The completion of this project will build the skills to tackle a range of problems in biology and beyond. There is huge demand for people who can combine experimental and computational insight to make sense of big data.
You will be well-placed to capitalize on the growing interest in fungi as important model organisms, cell factories, microbiome occupants, and pathogens; these are strategic priorities for UK funding councils. This project uses exciting high-throughput techniques and you would be particularly suited to apply these to other questions in fungi or other organisms.
Funding Notes
This project is part of a competition funded by EASTBIO BBSRC Doctoral Training Partnership. Full funding is available to UK/EU* applicants only.
* Residency criteria may apply for some EU applicants - please email [Email Address Removed] to check your eligibility for this studentship.
Candidates should have (or expect to achieve) a minimum of a 2.1 Honours degree in a relevant subject.

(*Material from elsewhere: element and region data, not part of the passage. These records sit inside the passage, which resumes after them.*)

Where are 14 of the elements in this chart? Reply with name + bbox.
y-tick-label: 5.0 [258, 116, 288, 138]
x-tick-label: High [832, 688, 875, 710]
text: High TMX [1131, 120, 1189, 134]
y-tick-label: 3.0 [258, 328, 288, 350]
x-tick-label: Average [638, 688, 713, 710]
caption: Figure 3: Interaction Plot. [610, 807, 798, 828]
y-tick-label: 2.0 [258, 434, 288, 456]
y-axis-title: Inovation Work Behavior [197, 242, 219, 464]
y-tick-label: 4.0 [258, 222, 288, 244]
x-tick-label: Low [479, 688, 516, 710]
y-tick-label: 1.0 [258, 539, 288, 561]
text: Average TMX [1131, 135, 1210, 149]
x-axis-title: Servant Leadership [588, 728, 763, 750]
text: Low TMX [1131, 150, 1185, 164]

Please select 'Degree of Doctor of Philosophy in Medical Sciences' to ensure that your application is passed to the correct school for processing.
References
Hopke A, et al. 2018. Dynamic Fungal Cell Wall Architecture in Stress Adaptation and Immune Evasion. Trends Microbiol 26: 284–295.
Lee H-J, et al. 2015. The NDR Kinase Cbk1 Downregulates the Transcriptional Repressor Nrg1 through the mRNA-Binding Protein Ssd1 in Candida albicans. Eukaryotic Cell 14: 671–683.
Jansen JM, et al. 2009. Cbk1 regulation of the RNA-binding protein Ssd1 integrates cell fate with translational control. Curr Biol 19: 2114–2120.